赤城「はぁはぁ…やっぱり数が多いわね…」
あれから加賀が相手しているテスター以外の敵全てを一人で相手し、下位個体を全員と量産型艦船の半分を撃沈した赤城だったが攻撃手段の式神があと数枚しか残っておらず、加えて連戦続きだったため疲労も相当溜まっている。

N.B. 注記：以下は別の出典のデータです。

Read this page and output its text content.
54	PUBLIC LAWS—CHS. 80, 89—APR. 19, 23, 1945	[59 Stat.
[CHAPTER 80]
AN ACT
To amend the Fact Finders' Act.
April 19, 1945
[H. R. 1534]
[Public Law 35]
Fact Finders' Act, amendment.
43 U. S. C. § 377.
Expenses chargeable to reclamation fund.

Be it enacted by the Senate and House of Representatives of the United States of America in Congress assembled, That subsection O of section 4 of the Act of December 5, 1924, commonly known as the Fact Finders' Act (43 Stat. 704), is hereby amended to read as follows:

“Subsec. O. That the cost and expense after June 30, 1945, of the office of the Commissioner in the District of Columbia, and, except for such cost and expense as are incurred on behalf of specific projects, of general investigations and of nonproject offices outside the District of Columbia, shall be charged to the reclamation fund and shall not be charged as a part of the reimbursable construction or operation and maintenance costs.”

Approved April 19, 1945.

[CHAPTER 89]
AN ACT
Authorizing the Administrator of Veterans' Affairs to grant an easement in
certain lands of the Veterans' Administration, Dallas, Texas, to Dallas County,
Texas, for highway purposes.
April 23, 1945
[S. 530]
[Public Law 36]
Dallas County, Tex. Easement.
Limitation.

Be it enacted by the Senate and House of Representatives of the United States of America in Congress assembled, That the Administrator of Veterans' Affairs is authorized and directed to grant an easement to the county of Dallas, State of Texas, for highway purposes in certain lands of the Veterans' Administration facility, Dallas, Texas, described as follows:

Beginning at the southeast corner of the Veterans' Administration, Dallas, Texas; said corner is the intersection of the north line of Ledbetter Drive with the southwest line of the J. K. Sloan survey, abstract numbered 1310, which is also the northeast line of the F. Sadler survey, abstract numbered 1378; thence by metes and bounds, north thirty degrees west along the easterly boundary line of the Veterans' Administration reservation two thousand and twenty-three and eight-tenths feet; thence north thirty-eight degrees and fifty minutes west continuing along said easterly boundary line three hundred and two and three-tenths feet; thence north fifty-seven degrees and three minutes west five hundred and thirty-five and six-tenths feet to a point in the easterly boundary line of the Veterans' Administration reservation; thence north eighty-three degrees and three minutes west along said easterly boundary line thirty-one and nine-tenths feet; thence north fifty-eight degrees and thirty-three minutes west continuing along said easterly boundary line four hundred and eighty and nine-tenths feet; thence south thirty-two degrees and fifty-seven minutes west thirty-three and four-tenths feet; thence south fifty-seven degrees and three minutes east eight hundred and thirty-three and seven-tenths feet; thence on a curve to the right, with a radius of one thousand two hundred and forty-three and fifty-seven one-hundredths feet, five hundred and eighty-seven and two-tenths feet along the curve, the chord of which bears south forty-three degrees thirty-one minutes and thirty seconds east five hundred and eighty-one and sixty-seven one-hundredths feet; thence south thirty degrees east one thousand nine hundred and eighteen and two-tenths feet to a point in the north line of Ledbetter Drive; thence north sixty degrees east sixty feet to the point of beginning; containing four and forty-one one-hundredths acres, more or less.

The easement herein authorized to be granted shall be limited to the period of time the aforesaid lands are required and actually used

赤城「(式神は残り僅か…下位個体は全て撃破したけど量産型艦船がまだ40隻以上も残っているわね…)」
残りの敵をどう処理するか思考を張り巡らせる。
ヒュゥゥゥゥゥゥ
ドゴォォォン!!!!
ドゴォォォン!!!!
すると風切り音と共に砲弾が飛来し量産型艦船の何隻かが派手な爆発を起こす。
被弾した敵艦は船体中央から真っ二つになり、破片が空中に巻き上げられる。
赤城「砲撃?いったい何処から?」
金剛「赤城!助けに来ましたわよ!!」
砲撃の正体は金剛の艤装による砲撃だった。隣には金剛の妹、榛名の姿もあった。
赤城「まったく遅かったじゃない。危うく攻撃手段が無くなるところだったわ」
本隊の到着に安堵の表情を浮かべる。
金剛「外の敵艦隊に案外手間手こずってしまったわ。でも私達が到着したからもう安心よ。あとは私達に任せて頂戴」
榛名「安全のため赤城さんは後ろにお願いします」
赤城「えぇ、そうさせてもらうわ」
榛名の言う通りに後方へ下がる。
高雄「赤城、無事だったか」
下がってきた赤城に高雄が話しかける。
赤城「見ての通り無傷よ、疲労がもの凄いけどね。土佐達は?」
高雄「安心しろ、最上と三隈達が基地まで護衛している。あとの戦闘は拙者達に任せると良い」
そう言い残すと艦隊の前に出る。
金剛「では皆様行きますわよ!!」
高雄「我が剣に斬れるもの無し、いざ尋常に勝負!」
雪風「敵を全部沈めてやるのだー!!」
夕立「ガルルル!!この夕立が相手だ!!」
艤装を展開させて敵に向かって突貫し、彼女達によるセイレーン艦隊の殲滅戦が開始される。
◇◇◇
テスター「あら、思ったより早く突破したのね」
足止め役として配置していた部隊が撃破される事は想定内だったが、こんなに早く来るのは予測できていなかったため内心軽く驚く。
そして金剛達が到着してから戦闘は一方的だった。
数多もの戦いを経験した歴戦の彼女達に量産型艦隊はもはや敵では無く、ただ一方的に沈められるだけであった。
テスター「どうやら、そろそろ頃合いのようね」
救援部隊の本隊が到着してこちらが完全に不利になったことを察したテスターは撤退を開始する。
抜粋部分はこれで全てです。